HC was reported in 43 cases on a median of 36 days (range, 7–469) after SCT, and 31 of them (72.1%) recovered after a median of 21 days (range, 2–252). Cumulative incidence of HC after 1 year from SCT was 21.6% (95% confidence interval [CI] 18.3–24.7%). In univariate analysis, risk factors identified included age over 45 years old (p=0.04), progressive disease status at SCT (p=0.04), myeloablative conditioning (p=0.04), acute GVHD grade II-IV treated with corticosteroid (p=0.01), and positivity of CMV antigenemia after SCT (p<0.01). On multivariate analysis, older age (p<0.01, hazard ratio [HR] 2.63), myeloablative conditioning (p<0.01, HR 4.32), and positivity of CMV antigenemia (p<0.01, HR 3.61) remained independent predictors. Each HC case was graded according to National Cancer Institute Common Terminology Criteria for Adverse Events (grade 1; 12, grade 2; 19, grade 3; 12, grade 4 to 5; none), and we defined moderate as grade 1 or 2, and severe as grade 3 or more.
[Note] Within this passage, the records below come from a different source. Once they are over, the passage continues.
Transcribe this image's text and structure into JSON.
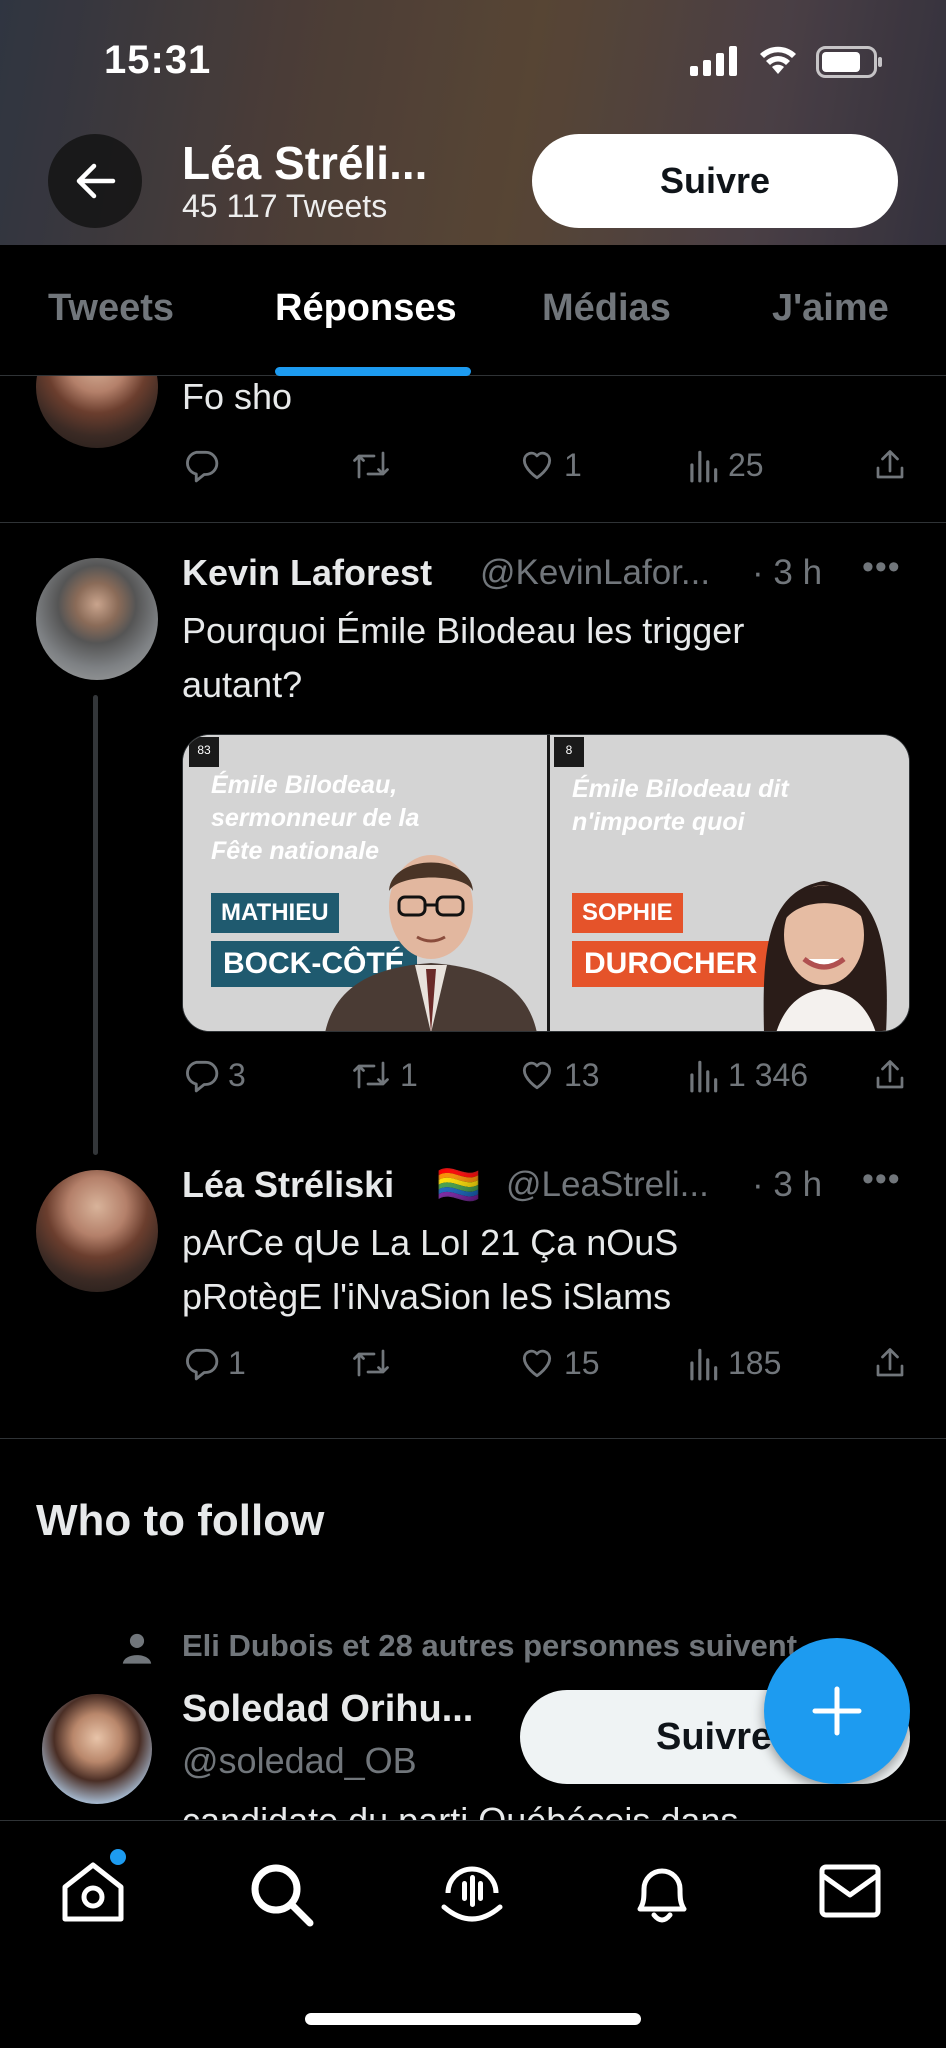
{
  "status_bar": {
    "time": "15:31"
  },
  "header": {
    "name": "Léa Stréli...",
    "tweet_count": "45 117 Tweets",
    "follow_label": "Suivre"
  },
  "tabs": [
    {
      "label": "Tweets",
      "active": false
    },
    {
      "label": "Réponses",
      "active": true
    },
    {
      "label": "Médias",
      "active": false
    },
    {
      "label": "J'aime",
      "active": false
    }
  ],
  "tweets": [
    {
      "text": "Fo sho",
      "actions": {
        "replies": "",
        "retweets": "",
        "likes": "1",
        "views": "25"
      }
    },
    {
      "author": "Kevin Laforest",
      "handle": "@KevinLafor...",
      "time": "· 3 h",
      "text_line1": "Pourquoi Émile Bilodeau les trigger",
      "text_line2": "autant?",
      "media": {
        "left": {
          "badge": "83",
          "quote": [
            "Émile Bilodeau,",
            "sermonneur de la",
            "Fête nationale"
          ],
          "tag1": "MATHIEU",
          "tag2": "BOCK-CÔTÉ"
        },
        "right": {
          "badge": "8",
          "quote": [
            "Émile Bilodeau dit",
            "n'importe quoi"
          ],
          "tag1": "SOPHIE",
          "tag2": "DUROCHER"
        }
      },
      "actions": {
        "replies": "3",
        "retweets": "1",
        "likes": "13",
        "views": "1 346"
      }
    },
    {
      "author": "Léa Stréliski",
      "flag": "🏳️‍🌈",
      "handle": "@LeaStreli...",
      "time": "· 3 h",
      "text_line1": "pArCe qUe La LoI 21 Ça nOuS",
      "text_line2": "pRotègE l'iNvaSion leS iSlams",
      "actions": {
        "replies": "1",
        "retweets": "",
        "likes": "15",
        "views": "185"
      }
    }
  ],
  "who_to_follow": {
    "title": "Who to follow",
    "social_context": "Eli Dubois et 28 autres personnes suivent",
    "suggestion": {
      "name": "Soledad Orihu...",
      "handle": "@soledad_OB",
      "bio": "candidate du parti Québécois dans",
      "follow_label": "Suivre"
    }
  },
  "colors": {
    "accent": "#1d9bf0",
    "background": "#000000",
    "muted": "#71767b",
    "text": "#e7e9ea"
  }
}
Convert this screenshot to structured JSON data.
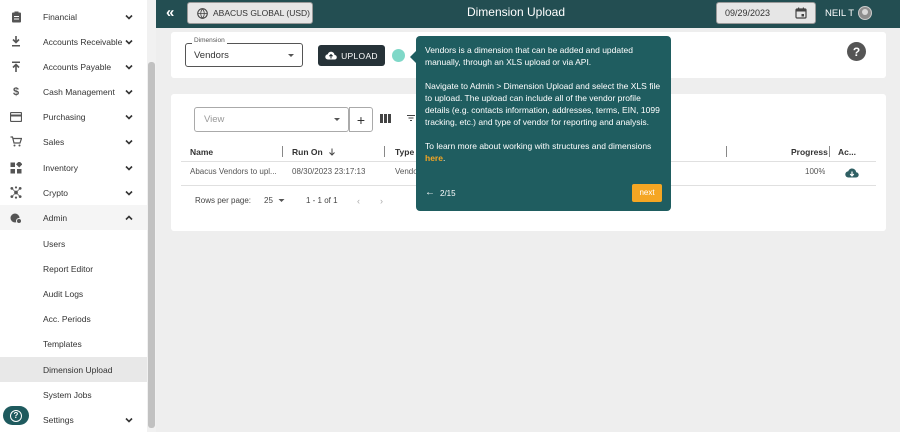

In subgroup analysis of patients with HC, myeloablative conditioning (p=0.11, Odd's ratio [OR] 5.24) and positivity of ADV in urine (p=0.10, OR 3.17) tended to be associated with severe HC. Recovery rate from HC was inferior and median duration from onset to recovery was longer in severe HC (25.0%, 121 days) with significance (p<0.01) compared with moderate HC (90.3%, 17.7 days). Using of IVIg or antiviral agent (vidarabine, gancyclovir, or foscarnet) did not improve recovery rate in both groups. Overall survival (OS) at 1 year after day 35 landmark had no significance between cases with and without HC (59.7%, 56.7%, p=0.70), significantly poor in severe cases (16.7%, p<0.01) compared to cases with moderate HC and cases without HC. Treatment-related mortality (TRM) at 1 year after day 35 landmark was 25.0% with HC and 29.0% without HC (p=0.35), while 59.1% in patients with severe HC (p=0.01).

Five significant risk factors of HC such as older age, progressive disease status, myeloablative conditioning, acute GVHD, and CMV antigenemia were found out in this study. OS and TRM of patients with all the grade of HC were equivalent to those without HC, while severe HC significantly elevated TRM and shortened OS. Severity of HC was related to myeloablative regimen and ADV in urine. Any successful attempts to prevent severe HC have not been established yet, and novel prophylactic and pre-emptive strategies are warranted.

No relevant conflicts of interest to declare.